Storytelling

In our previous post, we shared the first half of a reflection about our new friend Molly’s time at Love & Hope Children’s Home. During her stay, Molly shared a good deal about the importance of our pasts, our stories, and our voices being heard. She personally made a point of talking to many of the children, staff and volunteers to learn about what helped shaped them into the people they are today.
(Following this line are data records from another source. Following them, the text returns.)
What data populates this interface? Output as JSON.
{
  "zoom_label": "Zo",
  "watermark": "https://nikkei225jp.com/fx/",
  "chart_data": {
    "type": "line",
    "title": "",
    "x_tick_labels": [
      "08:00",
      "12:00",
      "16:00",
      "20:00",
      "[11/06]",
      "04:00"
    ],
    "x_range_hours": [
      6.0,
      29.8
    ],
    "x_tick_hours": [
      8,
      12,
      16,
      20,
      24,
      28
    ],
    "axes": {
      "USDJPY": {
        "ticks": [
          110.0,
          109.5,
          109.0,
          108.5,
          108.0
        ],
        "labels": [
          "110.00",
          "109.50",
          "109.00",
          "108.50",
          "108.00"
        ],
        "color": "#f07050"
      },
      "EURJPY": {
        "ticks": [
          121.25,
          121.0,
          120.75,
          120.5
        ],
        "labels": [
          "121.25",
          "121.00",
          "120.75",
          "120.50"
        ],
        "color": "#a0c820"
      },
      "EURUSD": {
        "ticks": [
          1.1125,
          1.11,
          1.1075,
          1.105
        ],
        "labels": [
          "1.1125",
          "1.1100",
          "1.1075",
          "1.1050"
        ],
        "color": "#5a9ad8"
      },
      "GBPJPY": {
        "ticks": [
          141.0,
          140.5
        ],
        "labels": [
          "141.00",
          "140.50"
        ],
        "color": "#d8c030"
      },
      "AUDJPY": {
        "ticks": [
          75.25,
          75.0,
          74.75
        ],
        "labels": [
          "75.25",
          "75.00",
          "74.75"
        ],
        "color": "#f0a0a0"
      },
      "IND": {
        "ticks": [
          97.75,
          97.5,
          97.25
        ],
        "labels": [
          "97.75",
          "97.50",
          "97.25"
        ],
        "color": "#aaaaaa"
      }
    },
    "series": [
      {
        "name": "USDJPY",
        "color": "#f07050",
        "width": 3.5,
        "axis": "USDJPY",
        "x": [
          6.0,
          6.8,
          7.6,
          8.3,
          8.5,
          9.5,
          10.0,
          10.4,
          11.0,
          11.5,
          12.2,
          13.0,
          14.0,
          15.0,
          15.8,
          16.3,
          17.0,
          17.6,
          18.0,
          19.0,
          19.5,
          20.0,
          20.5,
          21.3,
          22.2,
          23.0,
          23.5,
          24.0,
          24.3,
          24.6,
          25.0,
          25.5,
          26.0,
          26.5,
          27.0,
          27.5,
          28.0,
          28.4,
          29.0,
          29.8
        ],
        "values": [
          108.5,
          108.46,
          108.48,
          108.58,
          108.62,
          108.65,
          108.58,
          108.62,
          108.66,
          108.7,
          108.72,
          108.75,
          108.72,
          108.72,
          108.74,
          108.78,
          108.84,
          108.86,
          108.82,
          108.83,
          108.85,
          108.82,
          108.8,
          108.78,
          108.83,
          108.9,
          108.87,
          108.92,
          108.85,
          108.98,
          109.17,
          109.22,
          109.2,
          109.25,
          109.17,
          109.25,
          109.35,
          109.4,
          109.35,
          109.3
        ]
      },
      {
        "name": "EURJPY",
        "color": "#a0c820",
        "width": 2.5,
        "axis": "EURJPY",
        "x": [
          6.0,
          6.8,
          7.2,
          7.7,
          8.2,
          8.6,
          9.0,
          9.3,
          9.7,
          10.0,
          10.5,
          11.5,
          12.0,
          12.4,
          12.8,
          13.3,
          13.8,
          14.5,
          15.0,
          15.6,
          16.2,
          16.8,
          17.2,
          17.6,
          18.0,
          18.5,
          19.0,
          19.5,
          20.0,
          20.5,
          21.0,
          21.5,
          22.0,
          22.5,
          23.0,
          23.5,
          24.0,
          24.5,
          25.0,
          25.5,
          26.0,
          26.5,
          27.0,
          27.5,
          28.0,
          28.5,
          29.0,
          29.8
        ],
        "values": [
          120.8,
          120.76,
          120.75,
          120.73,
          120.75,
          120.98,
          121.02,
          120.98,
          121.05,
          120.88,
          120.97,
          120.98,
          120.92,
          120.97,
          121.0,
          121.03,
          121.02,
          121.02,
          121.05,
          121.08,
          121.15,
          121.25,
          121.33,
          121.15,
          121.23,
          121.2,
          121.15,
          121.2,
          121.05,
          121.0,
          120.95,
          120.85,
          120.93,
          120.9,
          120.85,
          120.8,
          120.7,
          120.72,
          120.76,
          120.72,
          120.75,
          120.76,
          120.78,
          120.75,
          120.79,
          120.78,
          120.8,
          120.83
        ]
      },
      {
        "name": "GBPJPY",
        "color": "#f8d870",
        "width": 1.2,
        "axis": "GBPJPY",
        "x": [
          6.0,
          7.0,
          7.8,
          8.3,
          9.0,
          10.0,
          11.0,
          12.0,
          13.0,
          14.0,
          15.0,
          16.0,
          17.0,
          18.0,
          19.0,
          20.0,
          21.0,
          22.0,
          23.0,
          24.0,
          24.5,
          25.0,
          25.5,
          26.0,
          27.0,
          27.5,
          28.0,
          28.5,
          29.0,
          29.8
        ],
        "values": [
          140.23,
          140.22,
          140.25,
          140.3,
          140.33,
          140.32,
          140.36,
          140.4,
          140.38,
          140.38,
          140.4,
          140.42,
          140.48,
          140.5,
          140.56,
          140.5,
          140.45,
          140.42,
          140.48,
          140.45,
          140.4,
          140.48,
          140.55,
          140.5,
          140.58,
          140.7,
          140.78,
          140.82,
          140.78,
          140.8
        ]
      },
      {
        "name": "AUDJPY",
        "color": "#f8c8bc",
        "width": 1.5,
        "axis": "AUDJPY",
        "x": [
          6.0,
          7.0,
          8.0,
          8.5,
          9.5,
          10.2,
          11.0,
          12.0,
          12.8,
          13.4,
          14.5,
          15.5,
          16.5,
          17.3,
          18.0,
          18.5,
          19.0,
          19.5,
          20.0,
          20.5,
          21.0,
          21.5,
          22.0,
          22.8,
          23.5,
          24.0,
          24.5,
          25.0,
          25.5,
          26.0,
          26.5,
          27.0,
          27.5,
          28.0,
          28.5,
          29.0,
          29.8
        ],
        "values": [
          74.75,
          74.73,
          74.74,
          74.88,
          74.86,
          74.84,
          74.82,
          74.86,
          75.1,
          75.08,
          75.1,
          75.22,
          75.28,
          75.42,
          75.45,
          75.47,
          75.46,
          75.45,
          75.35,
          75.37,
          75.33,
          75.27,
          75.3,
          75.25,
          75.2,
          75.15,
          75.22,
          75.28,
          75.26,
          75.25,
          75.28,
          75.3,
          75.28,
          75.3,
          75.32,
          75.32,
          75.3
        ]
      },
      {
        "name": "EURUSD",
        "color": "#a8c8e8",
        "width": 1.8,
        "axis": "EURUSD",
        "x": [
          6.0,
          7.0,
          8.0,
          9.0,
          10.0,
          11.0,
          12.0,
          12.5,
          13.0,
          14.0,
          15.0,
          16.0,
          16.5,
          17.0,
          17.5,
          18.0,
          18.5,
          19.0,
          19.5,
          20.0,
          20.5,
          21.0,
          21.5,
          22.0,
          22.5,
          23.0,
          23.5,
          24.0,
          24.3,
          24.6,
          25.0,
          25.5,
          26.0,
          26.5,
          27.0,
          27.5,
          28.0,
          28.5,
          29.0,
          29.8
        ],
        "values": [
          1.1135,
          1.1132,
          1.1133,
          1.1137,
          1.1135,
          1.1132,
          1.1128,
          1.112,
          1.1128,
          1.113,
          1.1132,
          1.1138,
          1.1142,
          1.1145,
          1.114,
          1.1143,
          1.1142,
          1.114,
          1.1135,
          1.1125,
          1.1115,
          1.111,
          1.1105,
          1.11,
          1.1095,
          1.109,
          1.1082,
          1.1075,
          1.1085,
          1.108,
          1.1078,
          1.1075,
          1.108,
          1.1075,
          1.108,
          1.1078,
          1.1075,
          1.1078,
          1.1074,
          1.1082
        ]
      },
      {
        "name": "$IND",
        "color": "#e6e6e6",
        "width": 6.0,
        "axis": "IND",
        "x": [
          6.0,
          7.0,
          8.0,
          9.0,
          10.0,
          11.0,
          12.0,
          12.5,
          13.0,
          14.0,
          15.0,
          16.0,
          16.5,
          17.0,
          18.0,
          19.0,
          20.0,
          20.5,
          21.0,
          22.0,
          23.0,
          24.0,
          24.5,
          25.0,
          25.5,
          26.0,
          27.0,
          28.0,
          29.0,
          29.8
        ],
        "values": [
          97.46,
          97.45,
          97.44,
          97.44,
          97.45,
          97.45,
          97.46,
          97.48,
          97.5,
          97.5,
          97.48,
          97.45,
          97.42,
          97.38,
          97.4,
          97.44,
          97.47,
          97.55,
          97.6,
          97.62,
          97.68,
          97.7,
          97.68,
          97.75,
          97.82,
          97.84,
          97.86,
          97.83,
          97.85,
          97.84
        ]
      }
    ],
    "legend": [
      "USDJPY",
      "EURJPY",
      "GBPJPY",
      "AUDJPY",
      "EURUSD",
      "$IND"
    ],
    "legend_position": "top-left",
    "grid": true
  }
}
Molly also collaborated with our friend, psychiatrist Alex Harrison, to teach our staff how to tell their personal stories and encourage stories from our children:

In my final week at Love and Hope, I co-taught a workshop with Harvard psychiatrist Alex Harrison, who consults frequently at the home.  Through this experience, I connected to the community and myself in a new way.  Alex and I had worked for a few weeks to develop a workshop that we hoped would strengthen the vibrant relationship networks central to healthy communities.  We focused on storytelling, which has powerful relationship-building and healing capacities.  When people tell stories, they connect with others, express their feelings, and, in fact, reinforce the networks in the brain that organize reality into coherent narratives.  Traumatized children like those at Love and Hope often struggle with those very things, for they have learned from inconsistent families that it’s dangerous to rely on others; they hold tremendous pain within them; and, finally, their hardships have affected their brains’ narrative-making pathways.  Trauma often affects the neurobiological processes that create memories and construct accounts consistent with reality.  The children in the home, therefore, often have trouble remembering and telling stories, but it’s very important that they do so. Even sharing made-up tales links them to caregivers and peers and helps reorganize their brains in healthy ways.
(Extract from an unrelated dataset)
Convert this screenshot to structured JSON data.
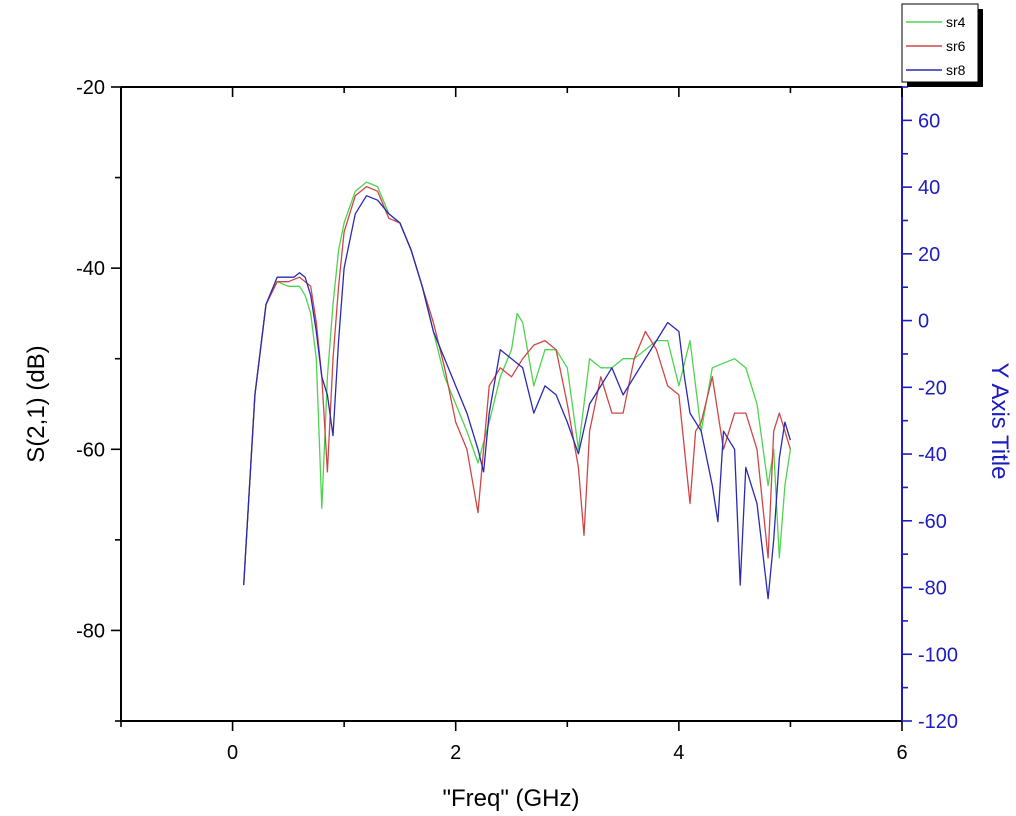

After explaining all this, we practiced storytelling by sharing anecdotes from our childhoods in small groups and talking in a large circle about our own primary caregivers growing up.  The neurobiological benefits of story-sharing take place over time with repeated behavior, but we saw the activity’s connective forces take effect immediately.  During the workshop, staff members laughed and cried as they recognized common experiences.  Recalling what they were like as young kids, many said they finally understood why it seemed so hard for some of the home’s children to do their schoolwork or go to bed on time.

As I heard the stories of those with whom I’d been working for nearly a month, I felt close to them in a new way.  We had touched on the living heart of the community: the varied, human identities that form it.  I realized how much I love interacting in this way; and furthermore, I saw that positive change could come from this simple practice.  After the workshop, we saw kids and caregivers sitting in circles, sharing memories and laughing, asking questions and gesturing animatedly.  I think there was a renewed sense of mutual investment and care.

I am thankful for the welcome I received from Love and Hope and its greater community, and I feel blessed to have had the special experience that I did.